The Imperative of Secure Healthcare

Palo Alto Networks agrees that cybersecurity in healthcare is an essential yet growing challenge. We work with healthcare organisations around the world to help them to enhance their cybersecurity posture to prevent successful cyberattacks. Like in the U.K., hospitals in the United States, for example, face new challenges with complex security regulations. We have written extensively about best practices to consider for effective protection of today’s healthcare networks to help prevent threats to connected medical devices, patient data and overall patient care.

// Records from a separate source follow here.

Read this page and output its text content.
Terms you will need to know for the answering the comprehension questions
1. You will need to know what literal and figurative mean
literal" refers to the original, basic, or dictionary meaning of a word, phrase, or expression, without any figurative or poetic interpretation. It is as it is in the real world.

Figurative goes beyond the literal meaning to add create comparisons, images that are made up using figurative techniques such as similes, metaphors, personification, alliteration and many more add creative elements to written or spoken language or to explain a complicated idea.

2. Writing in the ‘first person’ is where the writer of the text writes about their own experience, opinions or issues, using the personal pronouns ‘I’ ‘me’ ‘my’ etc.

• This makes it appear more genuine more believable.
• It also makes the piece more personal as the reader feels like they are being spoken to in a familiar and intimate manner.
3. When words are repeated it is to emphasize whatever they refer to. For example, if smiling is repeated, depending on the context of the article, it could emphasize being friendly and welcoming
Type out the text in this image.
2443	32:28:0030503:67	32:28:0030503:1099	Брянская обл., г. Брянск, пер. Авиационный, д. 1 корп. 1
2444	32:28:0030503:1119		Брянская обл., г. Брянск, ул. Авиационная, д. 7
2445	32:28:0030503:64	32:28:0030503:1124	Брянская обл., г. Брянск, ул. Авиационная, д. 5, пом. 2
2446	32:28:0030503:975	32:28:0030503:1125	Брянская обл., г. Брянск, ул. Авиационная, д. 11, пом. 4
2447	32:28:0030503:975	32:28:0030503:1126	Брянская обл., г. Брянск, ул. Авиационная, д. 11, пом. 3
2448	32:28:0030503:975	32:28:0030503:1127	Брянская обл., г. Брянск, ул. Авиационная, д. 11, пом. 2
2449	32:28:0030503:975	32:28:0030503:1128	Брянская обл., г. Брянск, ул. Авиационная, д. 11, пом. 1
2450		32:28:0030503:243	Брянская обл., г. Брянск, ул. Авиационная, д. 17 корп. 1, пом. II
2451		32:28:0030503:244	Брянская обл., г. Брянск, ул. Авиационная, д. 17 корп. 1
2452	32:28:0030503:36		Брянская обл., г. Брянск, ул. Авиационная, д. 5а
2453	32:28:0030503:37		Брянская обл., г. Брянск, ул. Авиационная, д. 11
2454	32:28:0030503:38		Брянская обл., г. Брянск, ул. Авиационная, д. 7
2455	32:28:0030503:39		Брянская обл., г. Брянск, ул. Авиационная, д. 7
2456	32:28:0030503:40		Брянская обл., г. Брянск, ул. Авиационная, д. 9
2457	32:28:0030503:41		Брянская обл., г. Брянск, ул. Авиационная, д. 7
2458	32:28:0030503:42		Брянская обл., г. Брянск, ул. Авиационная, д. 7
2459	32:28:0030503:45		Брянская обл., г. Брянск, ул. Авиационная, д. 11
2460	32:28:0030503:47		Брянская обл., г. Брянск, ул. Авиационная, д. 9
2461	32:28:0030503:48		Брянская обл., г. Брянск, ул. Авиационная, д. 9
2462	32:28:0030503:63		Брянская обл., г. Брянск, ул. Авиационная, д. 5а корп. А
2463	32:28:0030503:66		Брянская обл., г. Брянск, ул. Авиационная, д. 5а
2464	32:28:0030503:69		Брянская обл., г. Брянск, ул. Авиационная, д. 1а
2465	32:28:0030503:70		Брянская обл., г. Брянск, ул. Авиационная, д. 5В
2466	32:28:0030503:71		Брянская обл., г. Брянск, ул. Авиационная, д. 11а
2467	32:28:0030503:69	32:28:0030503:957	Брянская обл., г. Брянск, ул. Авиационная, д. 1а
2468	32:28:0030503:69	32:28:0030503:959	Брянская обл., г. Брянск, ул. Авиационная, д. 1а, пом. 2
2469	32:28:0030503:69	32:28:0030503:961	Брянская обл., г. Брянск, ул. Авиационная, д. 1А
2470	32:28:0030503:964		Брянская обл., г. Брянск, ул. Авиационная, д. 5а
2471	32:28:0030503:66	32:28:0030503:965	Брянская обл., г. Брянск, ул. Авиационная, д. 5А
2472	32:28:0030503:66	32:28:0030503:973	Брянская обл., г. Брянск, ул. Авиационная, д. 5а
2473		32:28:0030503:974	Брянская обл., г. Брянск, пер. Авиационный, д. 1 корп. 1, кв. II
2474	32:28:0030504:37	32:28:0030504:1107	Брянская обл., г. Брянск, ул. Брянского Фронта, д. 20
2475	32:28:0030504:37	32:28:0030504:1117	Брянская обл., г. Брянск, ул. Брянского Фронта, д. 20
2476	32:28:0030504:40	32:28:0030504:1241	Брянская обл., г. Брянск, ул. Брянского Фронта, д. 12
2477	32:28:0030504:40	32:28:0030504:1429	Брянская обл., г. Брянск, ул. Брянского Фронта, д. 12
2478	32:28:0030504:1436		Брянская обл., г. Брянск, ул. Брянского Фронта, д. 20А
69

On a more general level, like the Department of Health and other U.K. agencies, such as the NCSC, we believe cybersecurity is a business issue, not simply an IT issue, and should be elevated to a C-suite and board level. Palo Alto Networks is helping bring this message through our recent book, “Navigating the Digital Age: The Definitive Cybersecurity Guide for Directors and Officers – United Kingdom”, written and released in conjunction with thought leaders from the U.K. public and private sectors. The book is an anthology of best practices, with advice from CEOs, Chief Information Security Officers, lawyers, forensic experts, consultants, and current and former U.K. government officials on issues such as compliance, business enablement, breach avoidance and response. We believe this book could be a useful resource to the NHS and their boards, which now have new obligations related to cybersecurity.

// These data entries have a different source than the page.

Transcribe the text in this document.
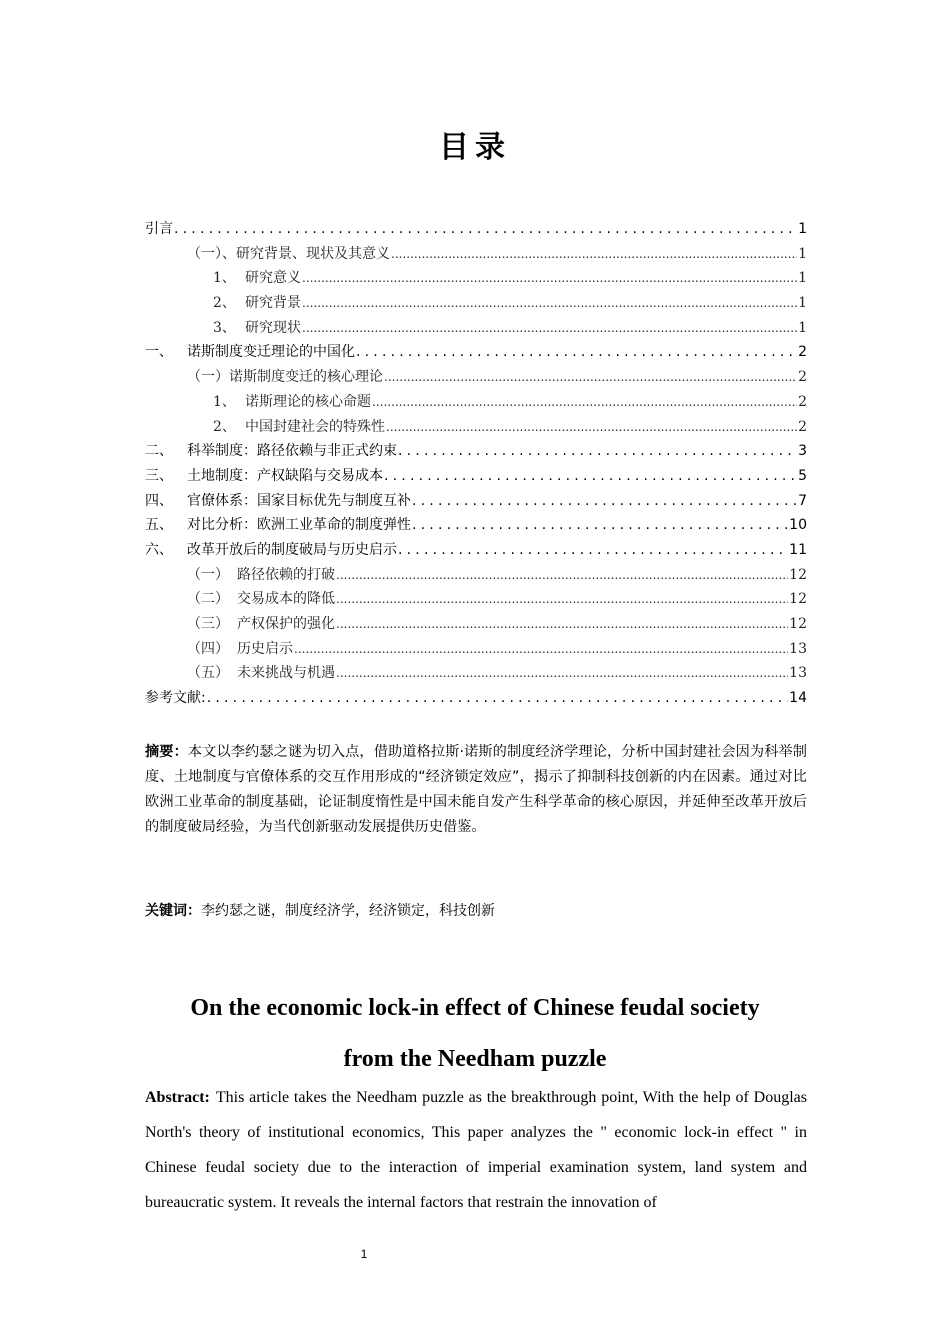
目录
引言 .....	1
（一）、研究背景、现状及其意义 .....	1
1、 研究意义 .....	1
2、 研究背景 .....	1
3、 研究现状 .....	1
一、	诺斯制度变迁理论的中国化 .....	2
（一）诺斯制度变迁的核心理论 .....	2
1、 诺斯理论的核心命题 .....	2
2、 中国封建社会的特殊性 .....	2
二、	科举制度：路径依赖与非正式约束 .....	3
三、	土地制度：产权缺陷与交易成本 .....	5
四、	官僚体系：国家目标优先与制度互补 .....	7
五、	对比分析：欧洲工业革命的制度弹性 .....	10
六、	改革开放后的制度破局与历史启示 .....	11
（一） 路径依赖的打破 .....	12
（二） 交易成本的降低 .....	12
（三） 产权保护的强化 .....	12
（四） 历史启示 .....	13
（五） 未来挑战与机遇 .....	13
参考文献: .....	14
摘要：本文以李约瑟之谜为切入点，借助道格拉斯·诺斯的制度经济学理论，分析中国封建社会因为科举制度、土地制度与官僚体系的交互作用形成的“经济锁定效应”，揭示了抑制科技创新的内在因素。通过对比欧洲工业革命的制度基础，论证制度惰性是中国未能自发产生科学革命的核心原因，并延伸至改革开放后的制度破局经验，为当代创新驱动发展提供历史借鉴。
关键词：李约瑟之谜，制度经济学，经济锁定，科技创新
On the economic lock-in effect of Chinese feudal society
from the Needham puzzle
Abstract: This article takes the Needham puzzle as the breakthrough point, With the help of Douglas North's theory of institutional economics, This paper analyzes the " economic lock-in effect " in Chinese feudal society due to the interaction of imperial examination system, land system and bureaucratic system. It reveals the internal factors that restrain the innovation of
1
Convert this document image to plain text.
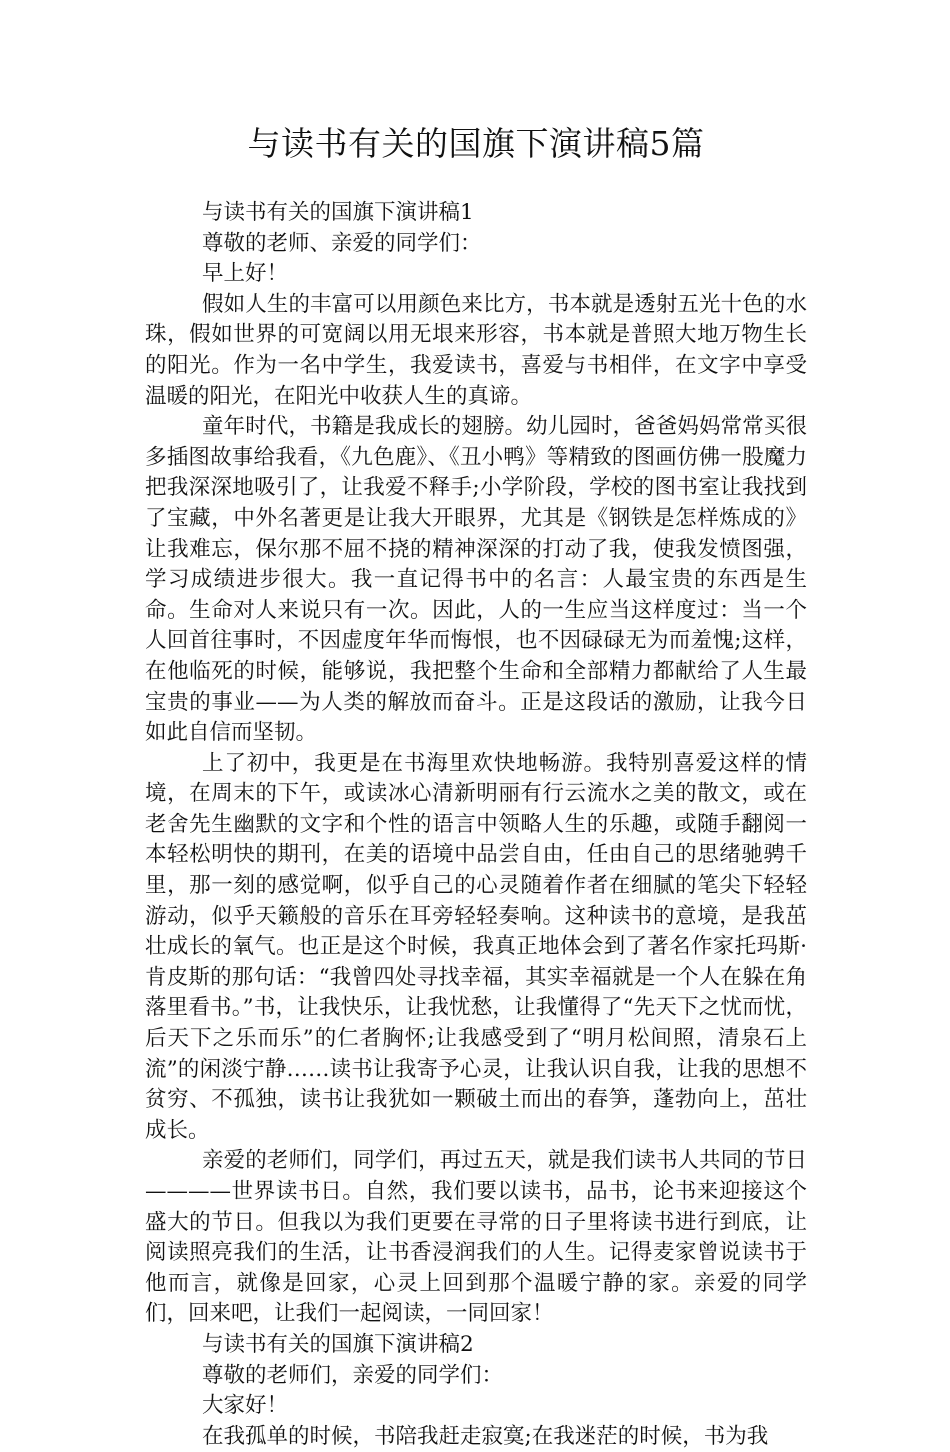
与读书有关的国旗下演讲稿5篇

与读书有关的国旗下演讲稿1

尊敬的老师、亲爱的同学们：

早上好！

假如人生的丰富可以用颜色来比方，书本就是透射五光十色的水珠，假如世界的可宽阔以用无垠来形容，书本就是普照大地万物生长的阳光。作为一名中学生，我爱读书，喜爱与书相伴，在文字中享受温暖的阳光，在阳光中收获人生的真谛。

童年时代，书籍是我成长的翅膀。幼儿园时，爸爸妈妈常常买很多插图故事给我看，《九色鹿》、《丑小鸭》等精致的图画仿佛一股魔力把我深深地吸引了，让我爱不释手;小学阶段，学校的图书室让我找到了宝藏，中外名著更是让我大开眼界，尤其是《钢铁是怎样炼成的》让我难忘，保尔那不屈不挠的精神深深的打动了我，使我发愤图强，学习成绩进步很大。我一直记得书中的名言：人最宝贵的东西是生命。生命对人来说只有一次。因此，人的一生应当这样度过：当一个人回首往事时，不因虚度年华而悔恨，也不因碌碌无为而羞愧;这样，在他临死的时候，能够说，我把整个生命和全部精力都献给了人生最宝贵的事业——为人类的解放而奋斗。正是这段话的激励，让我今日如此自信而坚韧。

上了初中，我更是在书海里欢快地畅游。我特别喜爱这样的情境，在周末的下午，或读冰心清新明丽有行云流水之美的散文，或在老舍先生幽默的文字和个性的语言中领略人生的乐趣，或随手翻阅一本轻松明快的期刊，在美的语境中品尝自由，任由自己的思绪驰骋千里，那一刻的感觉啊，似乎自己的心灵随着作者在细腻的笔尖下轻轻游动，似乎天籁般的音乐在耳旁轻轻奏响。这种读书的意境，是我茁壮成长的氧气。也正是这个时候，我真正地体会到了著名作家托玛斯·肯皮斯的那句话：“我曾四处寻找幸福，其实幸福就是一个人在躲在角落里看书。”书，让我快乐，让我忧愁，让我懂得了“先天下之忧而忧，后天下之乐而乐”的仁者胸怀;让我感受到了“明月松间照，清泉石上流”的闲淡宁静……读书让我寄予心灵，让我认识自我，让我的思想不贫穷、不孤独，读书让我犹如一颗破土而出的春笋，蓬勃向上，茁壮成长。

亲爱的老师们，同学们，再过五天，就是我们读书人共同的节日————世界读书日。自然，我们要以读书，品书，论书来迎接这个盛大的节日。但我以为我们更要在寻常的日子里将读书进行到底，让阅读照亮我们的生活，让书香浸润我们的人生。记得麦家曾说读书于他而言，就像是回家，心灵上回到那个温暖宁静的家。亲爱的同学们，回来吧，让我们一起阅读，一同回家！

与读书有关的国旗下演讲稿2

尊敬的老师们，亲爱的同学们：

大家好！

在我孤单的时候，书陪我赶走寂寞;在我迷茫的时候，书为我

Next Steps and Recommendations

These forthcoming obligations may seem overwhelming, complex and time consuming for NHS organisations, but Palo Alto Networks is committed to helping U.K. healthcare organisations embrace the digital world safely and protect their business operations, patient data, and patients from successful cyberattacks.

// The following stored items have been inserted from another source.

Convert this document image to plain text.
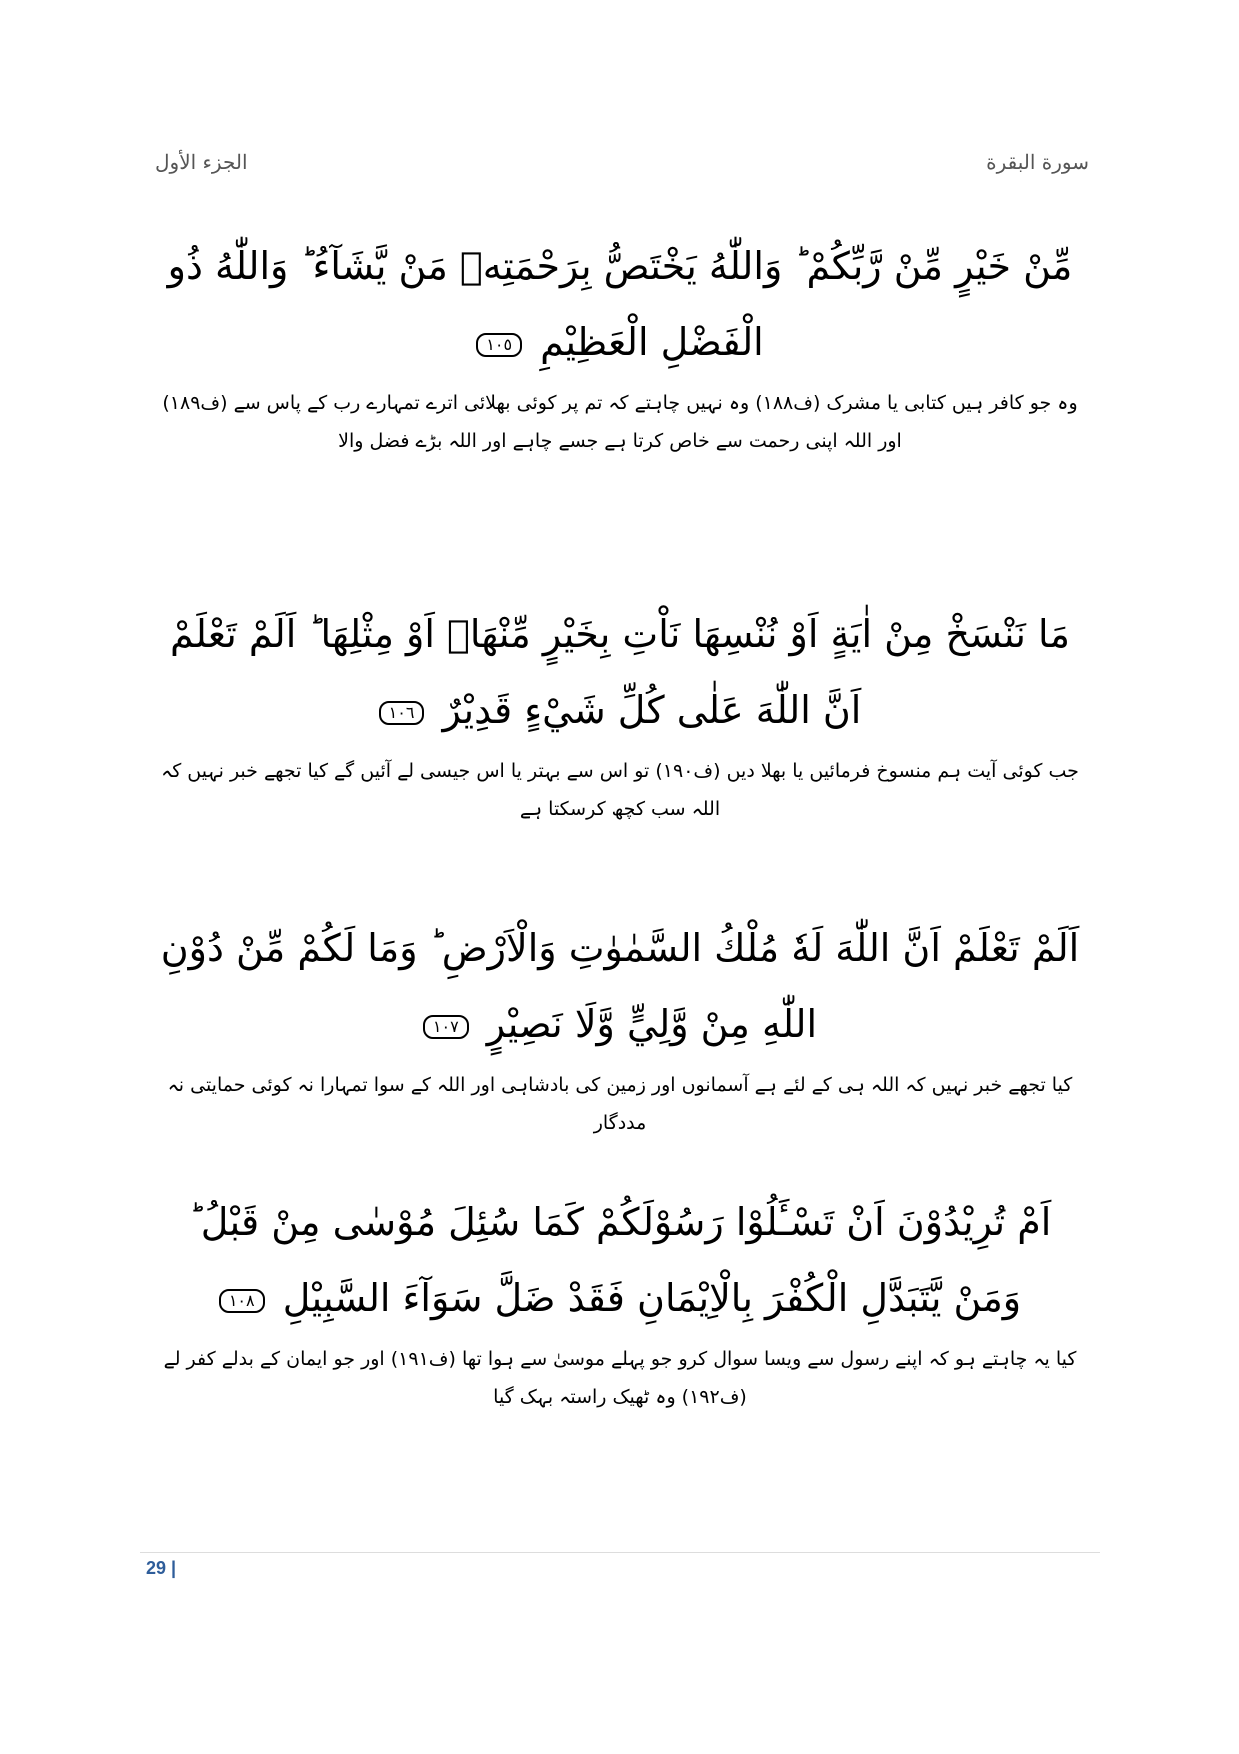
الجزء الأول	سورة البقرة
مِّنْ خَيْرٍ مِّنْ رَّبِّكُمْ ؕ وَاللّٰهُ يَخْتَصُّ بِرَحْمَتِهٖ مَنْ يَّشَآءُ ؕ وَاللّٰهُ ذُو الْفَضْلِ الْعَظِيْمِ ١٠٥
وہ جو کافر ہیں کتابی یا مشرک (ف۱۸۸) وہ نہیں چاہتے کہ تم پر کوئی بھلائی اترے تمہارے رب کے پاس سے (ف۱۸۹) اور اللہ اپنی رحمت سے خاص کرتا ہے جسے چاہے اور اللہ بڑے فضل والا
مَا نَنْسَخْ مِنْ اٰيَةٍ اَوْ نُنْسِهَا نَاْتِ بِخَيْرٍ مِّنْهَاۤ اَوْ مِثْلِهَا ؕ اَلَمْ تَعْلَمْ اَنَّ اللّٰهَ عَلٰى كُلِّ شَيْءٍ قَدِيْرٌ ١٠٦
جب کوئی آیت ہم منسوخ فرمائیں یا بھلا دیں (ف۱۹۰) تو اس سے بہتر یا اس جیسی لے آئیں گے کیا تجھے خبر نہیں کہ اللہ سب کچھ کرسکتا ہے
اَلَمْ تَعْلَمْ اَنَّ اللّٰهَ لَهٗ مُلْكُ السَّمٰوٰتِ وَالْاَرْضِ ؕ وَمَا لَكُمْ مِّنْ دُوْنِ اللّٰهِ مِنْ وَّلِيٍّ وَّلَا نَصِيْرٍ ١٠٧
کیا تجھے خبر نہیں کہ اللہ ہی کے لئے ہے آسمانوں اور زمین کی بادشاہی اور اللہ کے سوا تمہارا نہ کوئی حمایتی نہ مددگار
اَمْ تُرِيْدُوْنَ اَنْ تَسْـَٔلُوْا رَسُوْلَكُمْ كَمَا سُئِلَ مُوْسٰى مِنْ قَبْلُ ؕ وَمَنْ يَّتَبَدَّلِ الْكُفْرَ بِالْاِيْمَانِ فَقَدْ ضَلَّ سَوَآءَ السَّبِيْلِ ١٠٨
کیا یہ چاہتے ہو کہ اپنے رسول سے ویسا سوال کرو جو پہلے موسیٰ سے ہوا تھا (ف۱۹۱) اور جو ایمان کے بدلے کفر لے (ف۱۹۲) وہ ٹھیک راستہ بہک گیا
29 |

Consider the following focus areas as you assemble a plan of action to exceed the aforementioned cybersecurity requirements:

  • Document and implement a Risk Management Framework that addresses each of the “10 Steps to Cyber Security”, according to the National Cyber Security Centre (see below for infographic). Every healthcare organisation should periodically review their progress in each of these categories to ensure compliance.
  • Read through the U.K. government’s Cyber Essentials Scheme for an example of a simple risk management framework that supports the 10 Steps to Cyber Security. Palo Alto Networks Next-Generation Security Platform directly supports many of the recommendations outlined in this document – namely those related to network security, malware prevention and monitoring.
  • Connect with your peers at other health organisations and the experts in cybersecurity at NHS Digital to understand what cybersecurity strategies are working elsewhere (and those that are not working so well).